• The Kuleshov Effect is a film editing effect demonstrated by Russian filmmaker Lev Kuleshov in the 1910s and 1920s.
• Kuleshov used the experiment to indicate the usefulness and effectiveness of film editing. The implication is that viewers brought their own emotional reactions to this sequence of images, and then moreover attributed those reactions to the actor, investing his impassive face with their own feelings.
• The effect has also been studied by psychologists, and is well-known among modern film makers.
• The experiment itself was created by assembling fragments of pre-existing film from the Tsarist film industry, with no new material. Mozzhukhin had been the leading romantic "star" of Tsarist cinema, and familiar to the audience.
• Kuleshov demonstrated the necessity of considering montage as the basic tool of cinema art. In his point of view, cinema consists of fragments and the assembly of those fragments, the assembly of elements which in reality are distinct. It is therefore not the content of the images in a film which is important, but their combination. The raw materials of such an art work need not be original, but are pre-fabricated elements which can be disassembled and re-assembled by the artist into new juxtapositions.
• The montage experiments carried out by Kuleshov in the late 1910’s and early 1920’s formed the theoretical basis of Soviet montage cinema, culminating in the famous films of the late 1920s by directors such as Sergei Eisenstein, Vsevolod Pudovkin and Dziga Vertov, among others. These films included The Battleship Potemkin, October, Mother, The End of St. Petersburg, and The Man with a Movie Camera.
• Soviet montage cinema was suppressed under Stalin during the 1930s as a dangerous example of Formalism in the arts, and as being incompatible with the official Soviet artistic doctrine of Socialist Realism.
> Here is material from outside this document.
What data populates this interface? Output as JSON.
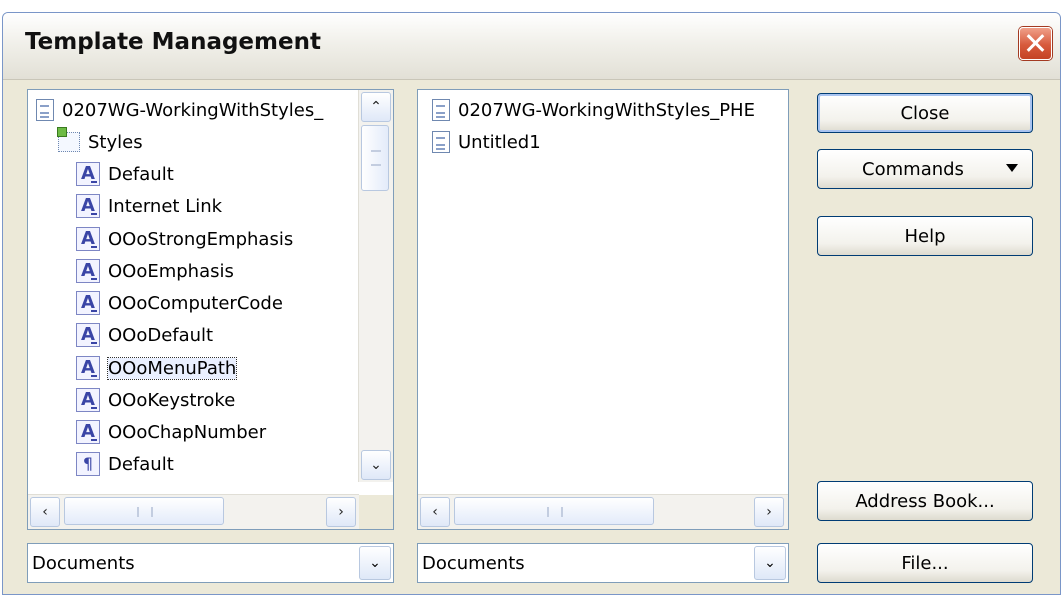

Three pairs of images from the film experiment carried out by the Russian psychologist Lev Kuleshov around 1920. Kuleshov discovered that audiences interpreted the actor's expression (the right of each pair, and all identical) in relation to the image it was paired with (left of each pair). The actor was perceived as hungry, sad, romantically intrigued, etc., depending on what was edited together with the actor. Kuleshov's results significantly influenced the development of montage theory.